Apologies in advance if this paper has been mentioned previously on this list (I seem to have missed some recent posts):


Rauhut, O.W.M. (2005). Post-cranial remains of 'coelurosaurs' (Dinosauria, Theropoda) from the Late Jurassic of Tanzania. Geol. Mag. 142: 97?107.

It contains a lot of info about isolated theropod bones from Tendaguru in Tanzania. No new genera or species are described. Very interesting, with the Tendaguru theropod fauna dominated by different ceratosaurs. Some elements hitherto identified as 'coelurosaurs' are re-identified as small abelsiaurs.

Rauhut briefly discusses two Australian theropods, _Ozraptor_ (Middle Jurassic) and _Kakuru_ (Early Cretaceous), which have proven difficult to classify. A small tibia (MB.R 1750) from Tendaguru is identified as coming from a small abelisauroid, and shares with _Ozraptor_ "the derived character of a depressed, subdivided facet for the ascending process of the astragalus". Thus, _Ozraptor_ is identified as a Middle Jurassic abelisauroid. If the identification is correct, it indicates a pre-Bajocian divergence for ceratosaurids and abelisauroids.

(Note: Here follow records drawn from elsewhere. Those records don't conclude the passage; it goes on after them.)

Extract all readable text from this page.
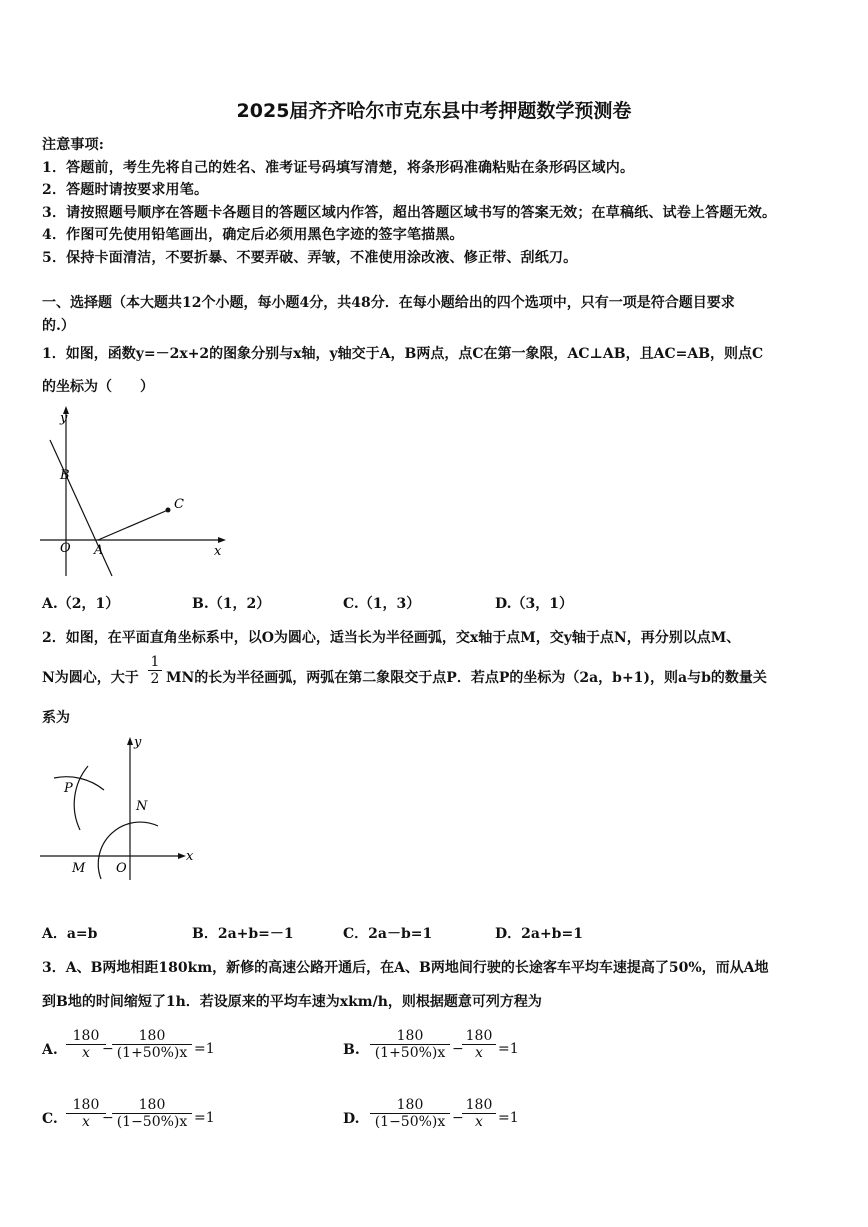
2025届齐齐哈尔市克东县中考押题数学预测卷
注意事项:
1．答题前，考生先将自己的姓名、准考证号码填写清楚，将条形码准确粘贴在条形码区域内。
2．答题时请按要求用笔。
3．请按照题号顺序在答题卡各题目的答题区域内作答，超出答题区域书写的答案无效；在草稿纸、试卷上答题无效。
4．作图可先使用铅笔画出，确定后必须用黑色字迹的签字笔描黑。
5．保持卡面清洁，不要折暴、不要弄破、弄皱，不准使用涂改液、修正带、刮纸刀。
一、选择题（本大题共12个小题，每小题4分，共48分．在每小题给出的四个选项中，只有一项是符合题目要求
的.）
1．如图，函数y=－2x+2的图象分别与x轴，y轴交于A，B两点，点C在第一象限，AC⊥AB，且AC=AB，则点C
的坐标为（　　）
y
x
B
C
O A
A.（2，1）	B.（1，2）	C.（1，3）	D.（3，1）
2．如图，在平面直角坐标系中，以O为圆心，适当长为半径画弧，交x轴于点M，交y轴于点N，再分别以点M、
N为圆心，大于
1
2 MN的长为半径画弧，两弧在第二象限交于点P．若点P的坐标为（2a，b+1)，则a与b的数量关
系为
y
x
P
N
M O
A．a=b	B．2a+b=－1	C．2a－b=1	D．2a+b=1
3．A、B两地相距180km，新修的高速公路开通后，在A、B两地间行驶的长途客车平均车速提高了50%，而从A地
到B地的时间缩短了1h．若设原来的平均车速为xkm/h，则根据题意可列方程为
A.
180
x −
180
(1+50%)x =1	B.
180
(1+50%)x −
180
x	=1
C.
180
x −
180
(1−50%)x =1	D.
180
(1−50%)x −
180
x	=1
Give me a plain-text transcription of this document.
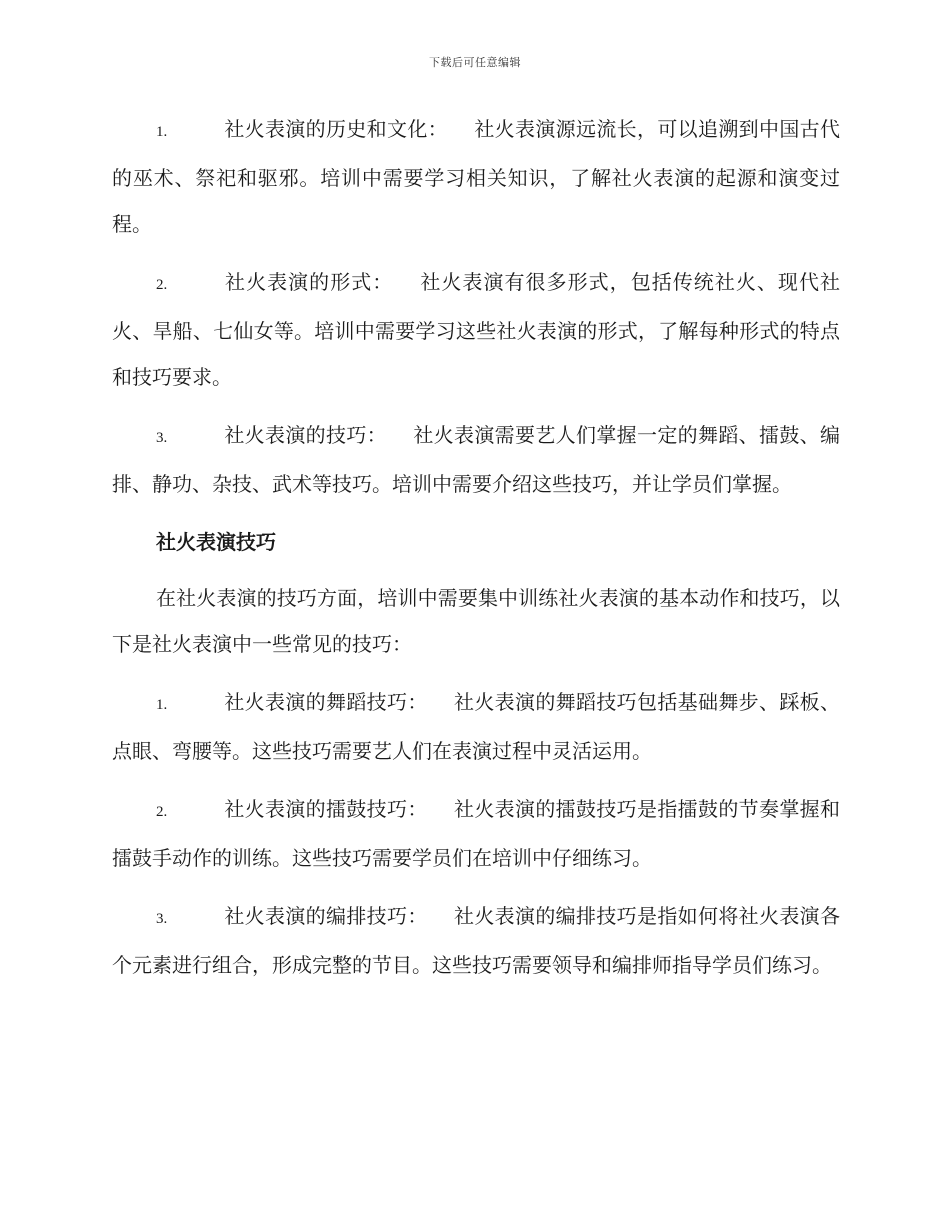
下载后可任意编辑
1.	社火表演的历史和文化： 社火表演源远流长，可以追溯到中国古代的巫术、祭祀和驱邪。培训中需要学习相关知识，了解社火表演的起源和演变过程。
2.	社火表演的形式： 社火表演有很多形式，包括传统社火、现代社火、旱船、七仙女等。培训中需要学习这些社火表演的形式，了解每种形式的特点和技巧要求。
3.	社火表演的技巧： 社火表演需要艺人们掌握一定的舞蹈、擂鼓、编排、静功、杂技、武术等技巧。培训中需要介绍这些技巧，并让学员们掌握。
社火表演技巧
在社火表演的技巧方面，培训中需要集中训练社火表演的基本动作和技巧，以下是社火表演中一些常见的技巧：
1.	社火表演的舞蹈技巧： 社火表演的舞蹈技巧包括基础舞步、踩板、点眼、弯腰等。这些技巧需要艺人们在表演过程中灵活运用。
2.	社火表演的擂鼓技巧： 社火表演的擂鼓技巧是指擂鼓的节奏掌握和擂鼓手动作的训练。这些技巧需要学员们在培训中仔细练习。
3.	社火表演的编排技巧： 社火表演的编排技巧是指如何将社火表演各个元素进行组合，形成完整的节目。这些技巧需要领导和编排师指导学员们练习。
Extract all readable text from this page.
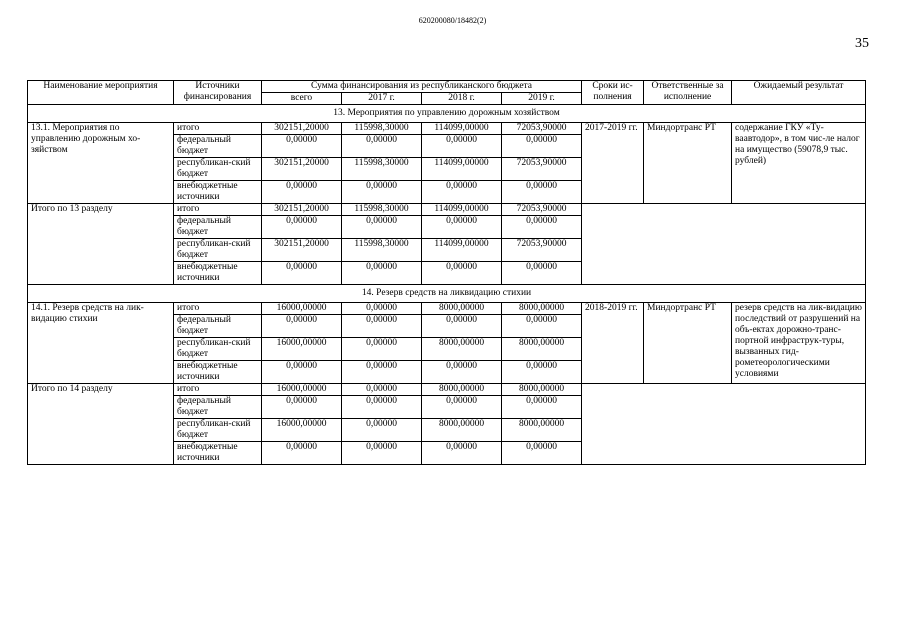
620200080/18482(2)
35
Наименование мероприятия	Источники финансирования	Сумма финансирования из республиканского бюджета				Сроки ис-полнения	Ответственные за исполнение	Ожидаемый результат
		всего	2017 г.	2018 г.	2019 г.			
13. Мероприятия по управлению дорожным хозяйством								
13.1. Мероприятия по управлению дорожным хо-зяйством	итого	302151,20000	115998,30000	114099,00000	72053,90000	2017-2019 гг.	Миндортранс РТ	содержание ГКУ «Ту-ваавтодор», в том чис-ле налог на имущество (59078,9 тыс. рублей)
	федеральный бюджет	0,00000	0,00000	0,00000	0,00000			
	республикан-ский бюджет	302151,20000	115998,30000	114099,00000	72053,90000			
	внебюджетные источники	0,00000	0,00000	0,00000	0,00000			
Итого по 13 разделу	итого	302151,20000	115998,30000	114099,00000	72053,90000			
	федеральный бюджет	0,00000	0,00000	0,00000	0,00000			
	республикан-ский бюджет	302151,20000	115998,30000	114099,00000	72053,90000			
	внебюджетные источники	0,00000	0,00000	0,00000	0,00000			
14. Резерв средств на ликвидацию стихии								
14.1. Резерв средств на лик-видацию стихии	итого	16000,00000	0,00000	8000,00000	8000,00000	2018-2019 гг.	Миндортранс РТ	резерв средств на лик-видацию последствий от разрушений на объ-ектах дорожно-транс-портной инфраструк-туры, вызванных гид-рометеорологическими условиями
	федеральный бюджет	0,00000	0,00000	0,00000	0,00000			
	республикан-ский бюджет	16000,00000	0,00000	8000,00000	8000,00000			
	внебюджетные источники	0,00000	0,00000	0,00000	0,00000			
Итого по 14 разделу	итого	16000,00000	0,00000	8000,00000	8000,00000			
	федеральный бюджет	0,00000	0,00000	0,00000	0,00000			
	республикан-ский бюджет	16000,00000	0,00000	8000,00000	8000,00000			
	внебюджетные источники	0,00000	0,00000	0,00000	0,00000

The little theropod _Kakuru_ has a "flattened anterior side of the distal end of the tibia with a medial vertical ridge", which Rauhut mentions as possible synapomorphies of small abelisauroids.

A third Aussie theropod, _Rapator_, is mentioned as a possible abelisaur, and Rauhut cites Molnar (1992). However, there is good evidence that the isolated "metacarpal" of _Rapator_ is in fact the phalanx of a large alvarezsaurid (Holtz et al., 2004).